Our Disney food was ready, so I left Tweedledee and Tweedledumb talking about inflicting pain on the human body.

Of course, I thought about putting a quick elbow into the older boy's nose, pushing off with my leg, turning my hip, shoving cartilage back into his skull cavity, watching him raise his hands to his face to try to hold the blood in. Because that's what people do when they're punched in the faces. They grab their faces and try to hold on. When you feel pain, when you're punched right in the nose, you try to keep it together. That's the lesson you learn when you're hit. Keep it together. There's another round of violence coming.

But I didn't punch the kid. They have rules about that. Laws, I think they're called. And I had my family with me at the happiest place on Earth.

But those boys could have gone out after lunch and tried something. They were stupid like I was at that age. A different kind of stupid than I am now. They could have tried sneaking in somewhere and gotten into trouble. Some silly little thing that grew into a violent stain that spread among more and more people. No, there wasn't any chance at all that I was going to "inflict pain" on a teenager, but I was going to think about it. I was going to take that one little thing and move it somewhere else. A series of "what ifs" running through my head.
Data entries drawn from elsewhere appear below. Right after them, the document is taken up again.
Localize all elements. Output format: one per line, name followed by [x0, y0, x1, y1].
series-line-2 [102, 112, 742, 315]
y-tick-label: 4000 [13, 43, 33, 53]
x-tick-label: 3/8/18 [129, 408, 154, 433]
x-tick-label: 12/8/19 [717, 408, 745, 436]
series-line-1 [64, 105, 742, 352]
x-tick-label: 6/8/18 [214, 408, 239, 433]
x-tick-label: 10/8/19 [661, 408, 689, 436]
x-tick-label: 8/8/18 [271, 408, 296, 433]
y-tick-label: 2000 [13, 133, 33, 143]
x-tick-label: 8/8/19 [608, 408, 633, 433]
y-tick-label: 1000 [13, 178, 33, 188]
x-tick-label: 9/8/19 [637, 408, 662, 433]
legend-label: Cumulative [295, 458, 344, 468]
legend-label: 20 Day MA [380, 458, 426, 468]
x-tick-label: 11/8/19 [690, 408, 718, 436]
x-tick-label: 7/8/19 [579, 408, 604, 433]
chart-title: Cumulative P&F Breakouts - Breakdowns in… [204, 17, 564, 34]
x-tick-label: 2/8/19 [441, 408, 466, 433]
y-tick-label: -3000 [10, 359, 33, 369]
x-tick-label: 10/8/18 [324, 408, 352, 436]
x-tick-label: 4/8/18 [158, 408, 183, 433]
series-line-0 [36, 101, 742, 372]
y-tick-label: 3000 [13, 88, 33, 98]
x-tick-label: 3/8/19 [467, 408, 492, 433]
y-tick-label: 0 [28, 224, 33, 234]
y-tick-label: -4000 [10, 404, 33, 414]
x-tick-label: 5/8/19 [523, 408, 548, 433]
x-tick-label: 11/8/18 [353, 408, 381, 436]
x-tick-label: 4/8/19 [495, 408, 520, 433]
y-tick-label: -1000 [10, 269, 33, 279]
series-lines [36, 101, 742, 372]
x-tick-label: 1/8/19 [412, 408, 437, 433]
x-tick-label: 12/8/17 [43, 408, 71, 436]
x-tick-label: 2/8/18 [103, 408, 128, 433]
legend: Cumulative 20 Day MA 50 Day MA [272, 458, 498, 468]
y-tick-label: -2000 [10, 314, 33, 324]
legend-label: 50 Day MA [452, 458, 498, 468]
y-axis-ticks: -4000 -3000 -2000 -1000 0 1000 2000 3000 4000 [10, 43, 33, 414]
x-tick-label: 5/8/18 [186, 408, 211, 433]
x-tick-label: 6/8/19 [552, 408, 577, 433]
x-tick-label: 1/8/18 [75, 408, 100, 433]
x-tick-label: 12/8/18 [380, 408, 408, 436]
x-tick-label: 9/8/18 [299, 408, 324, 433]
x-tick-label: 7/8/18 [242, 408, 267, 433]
Stopping at a Valero for gas, I met a woman at the counter who must have been remarkably good looking before the meth. What happens if these boys run into her? A couple of weeks ago on a "World's Mostest Dumbest Criminals" show, some old guy used a pocket knife to try to rob a convenience store. The cash register woman chased him out with a broom handle. Put those kids in that situation. The older kid trying to impress the younger ones with his talk of "inflicting pain" and then having them doubt him. Egg him on. Peer pressure. Pretty quickly they're trying to rob the store and the woman chases them out with a broom handle. Fight. Struggle. Someone dies. By the end, whoever is left now understands how to inflict pain, how pain moves. How pain isn't just a broken nose. How pain is a thing, a wicked, evil thing always just in reach, a darkness outside your bedroom window. All you have to do is open the window a crack.

You can get noir ideas from the weirdest places these days.

No, those kids at Disney World probably didn't know anything about how to inflict pain on the human body.

But the day was young.

They'd learn.

4 comments:

Hilary Davidson said...

Brilliant post, Steve. I think we draw inspiration from similar sources (not that I've been to Disney World in eons). An overheard snippet of conversation can be spun into powerful fiction. I'll be curious to see what else comes from your trip to the Happiest Place on Earth.

Steve Weddle said...

Thanks, Hilary. Sometimes that overheard conversation just gets things moving to put you in the right frame of mind, which can make all the difference.

Travener said...

Yeah, that's a good starting point. "You can't handle the truth," "You don't know how to inflict pain on the human body" -- two famous lines, one past, one future.

I really like the Safari ride.

Darren G. Miller said...

Excellent post. You're a twisted man. And I mean that in a good way.